# Meet Rodney



## kessy09 (Jun 16, 2013)

After a long five day trip across Canada with many weather changes and unexpected events, Rod has finally arrived at his new home to roost:


----------



## DanielleBoland (Nov 25, 2012)

He is absolutely beautiful!! What is he??


----------



## kessy09 (Jun 16, 2013)

DanielleBoland said:


> He is absolutely beautiful!! What is he??


Thanks! He is a five month old Salmon Favorelles.


----------



## Bee (Jun 20, 2013)

Kessy, that's going to make a pretty rooster! I love his coloring.


----------



## 7chicks (Jun 29, 2012)

Wow! He's gorgeous!!! There is someone about 40 minutes from me that has some pullets of the same breed. I've been debating on. Guy is charging $40 for them. Read up on them and all the reviews said they are a very friendly, docile breed.


----------



## kessy09 (Jun 16, 2013)

Bee said:


> Kessy, that's going to make a pretty rooster! I love his coloring.

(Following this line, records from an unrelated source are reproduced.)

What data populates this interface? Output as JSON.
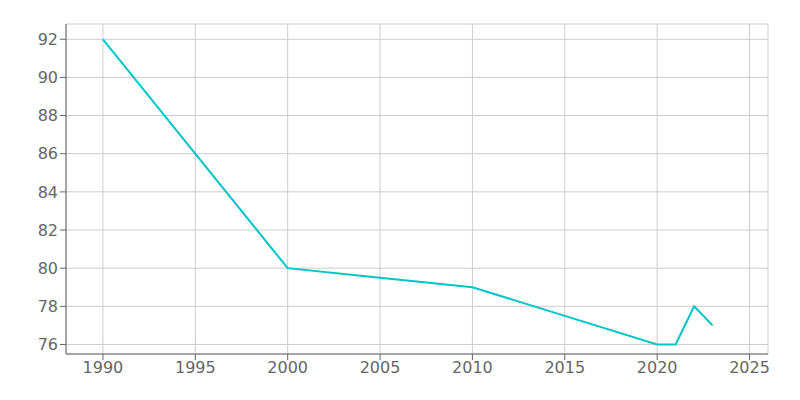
{
  "chart_data": {
    "type": "line",
    "x": [
      1990,
      2000,
      2005,
      2010,
      2015,
      2020,
      2021,
      2022,
      2023
    ],
    "values": [
      92,
      80,
      79.5,
      79,
      77.5,
      76,
      76,
      78,
      77
    ],
    "color": "#00C5C8",
    "xlim": [
      1988,
      2026
    ],
    "ylim": [
      75.5,
      92.8
    ],
    "xticks": [
      1990,
      1995,
      2000,
      2005,
      2010,
      2015,
      2020,
      2025
    ],
    "yticks": [
      76,
      78,
      80,
      82,
      84,
      86,
      88,
      90,
      92
    ],
    "grid": true
  }
}
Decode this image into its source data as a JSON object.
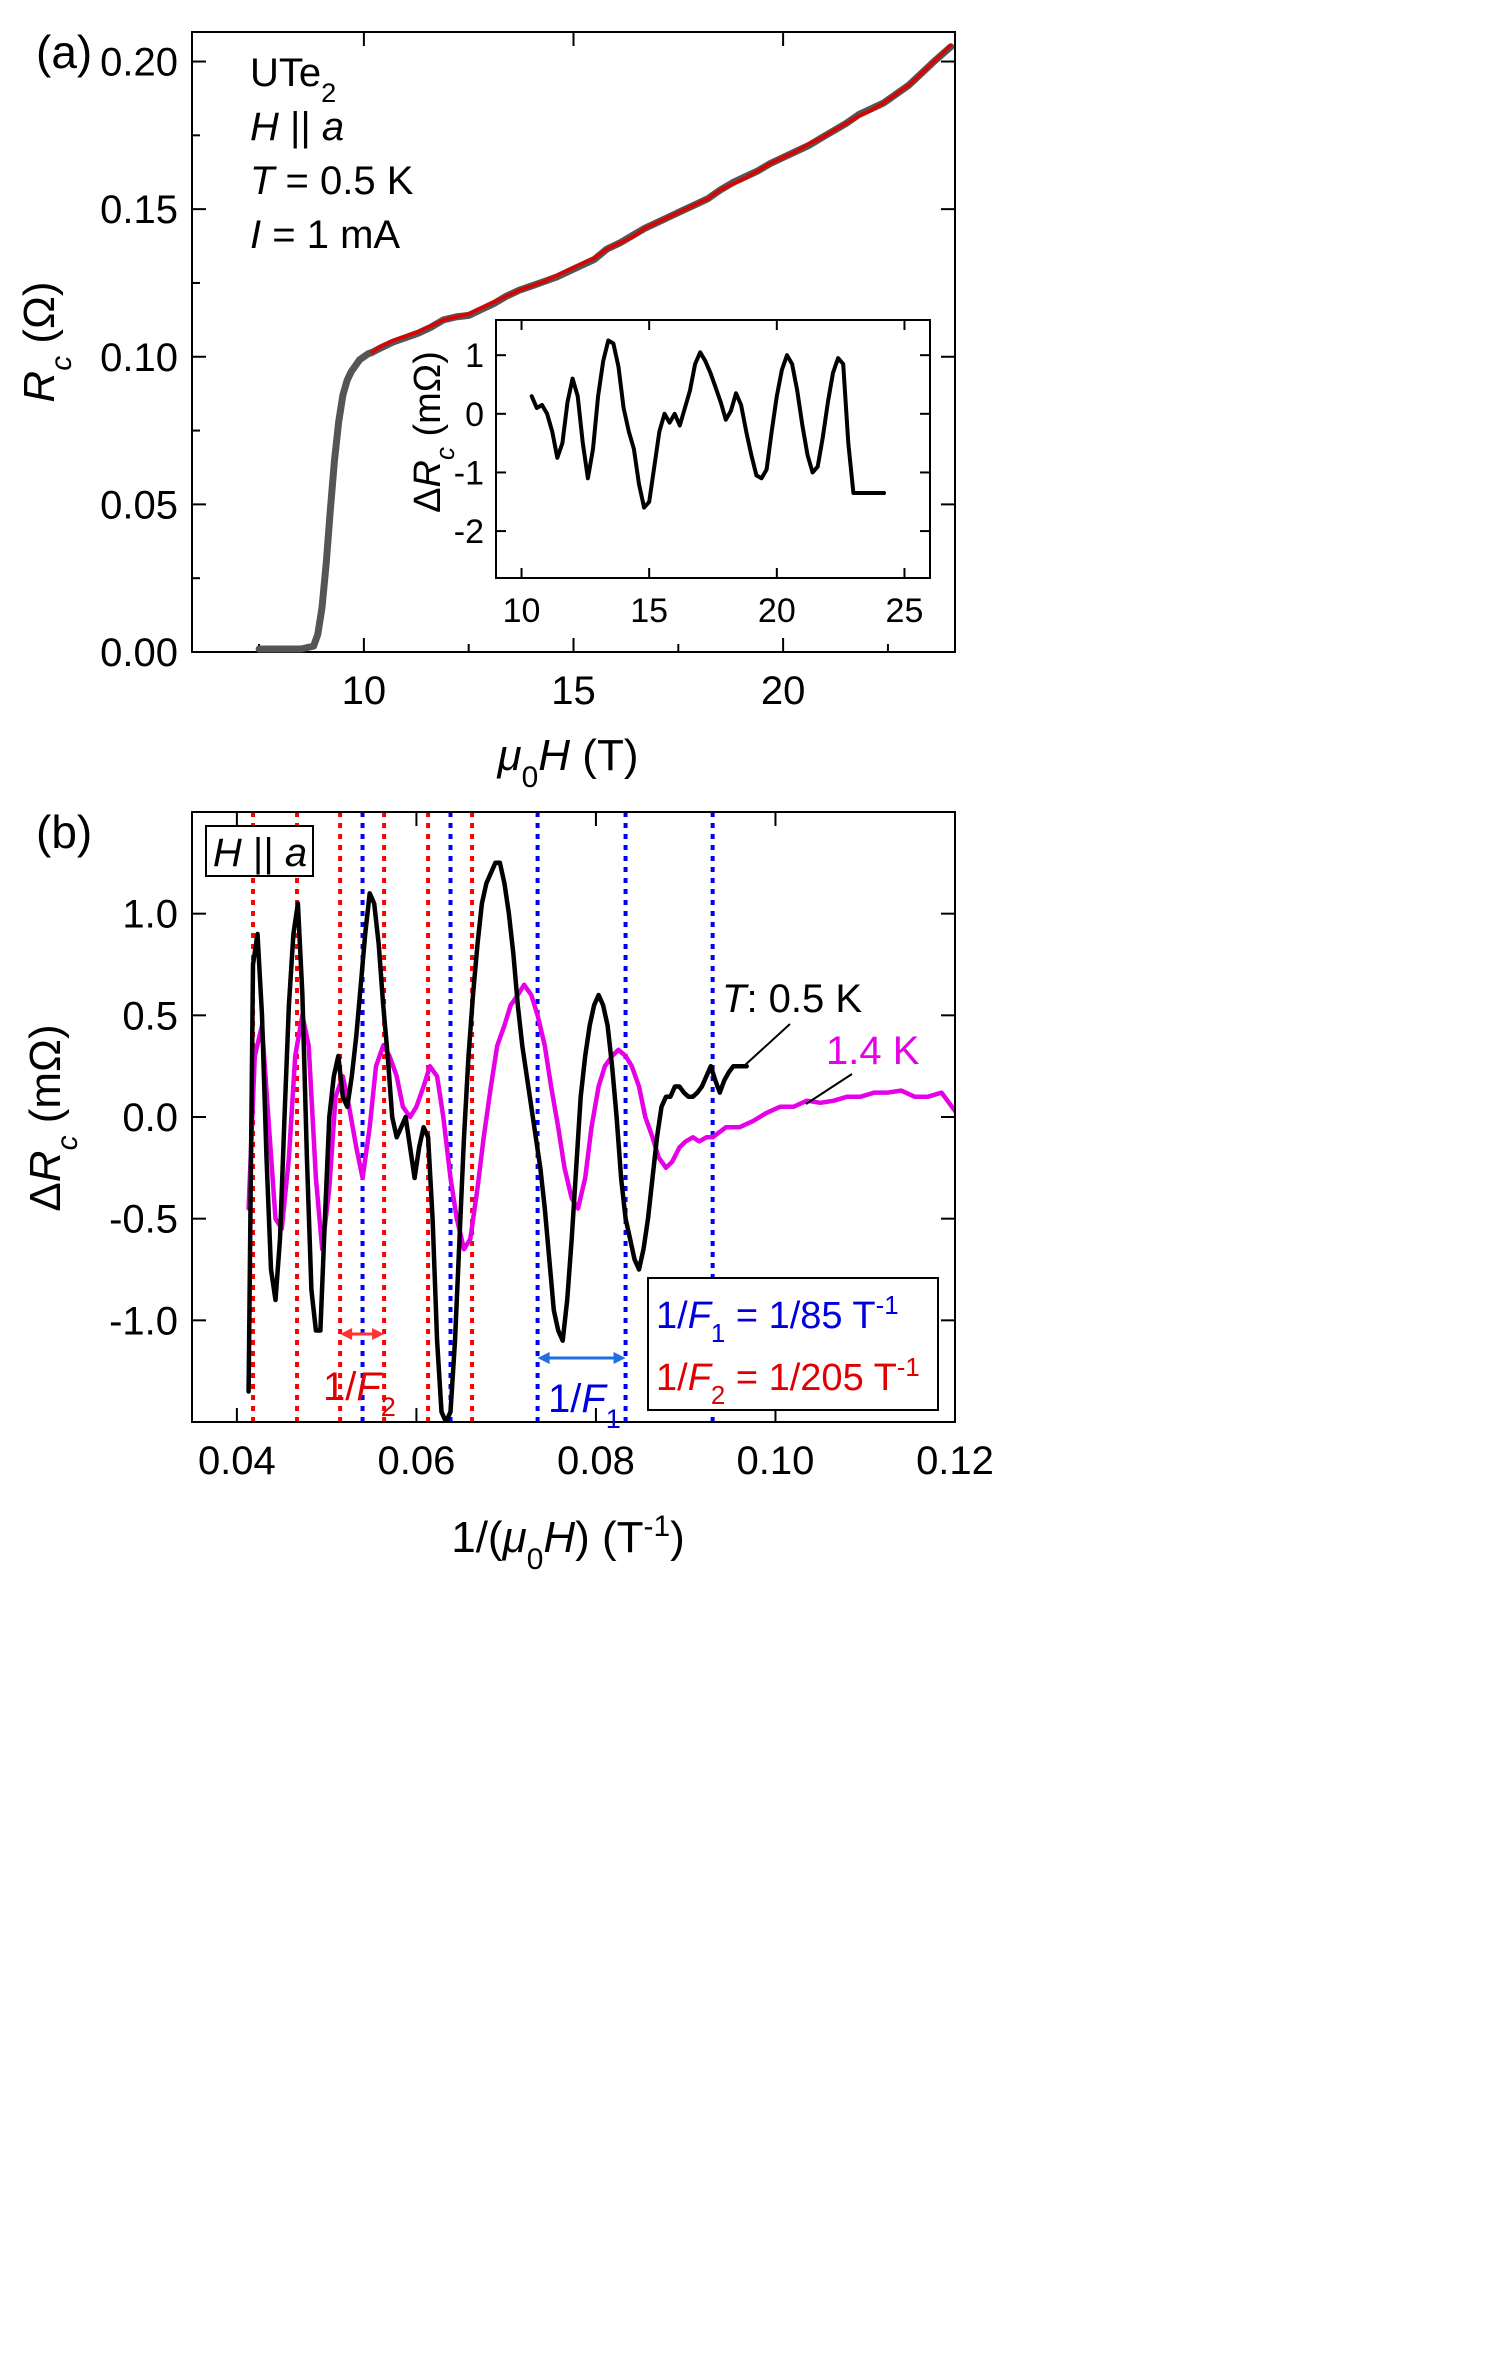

Thanks Bee. He's a sweetie. So calm. I've read they make good flock masters because they have quite a vast size and are gentle yet diligent.


----------



## kessy09 (Jun 16, 2013)

7chicks said:


> Wow! He's gorgeous!!! There is someone about 40 minutes from me that has some pullets of the same breed. I've been debating on. Guy is charging $40 for them. Read up on them and all the reviews said they are a very friendly, docile breed.


Thanks! He was soooo hard to find and cost me and arm and a leg in transport fees! He was only $40 so I think if they are good quality then it's reasonable. The nine pullets that I already have are very calm and sweet but we have a few more aggressive types in our mixed flock so those girls pretty well just keep to themselves. They are always the last to get to the feed dish and the water/treats.


----------



## kessy09 (Jun 16, 2013)

Update: Rodney is now integrated into the rooster pen. The boys are all getting along and have had no issues. There's 15 in total and so far they've kinda split into three groups : the very passive ones (that includes Rod), then there are the more assertive ones, then there is the one big Wyandotte that is all alone in his group but he's the big boss. Everyone gets outta his way and he's the first to crow and first to feed dishes. 

Question: since they are separate with the girls, when I plan to breed next year will the boys "know what to do" right off the bat or will there be a lot of weeks of establishing introductions to the hens?


----------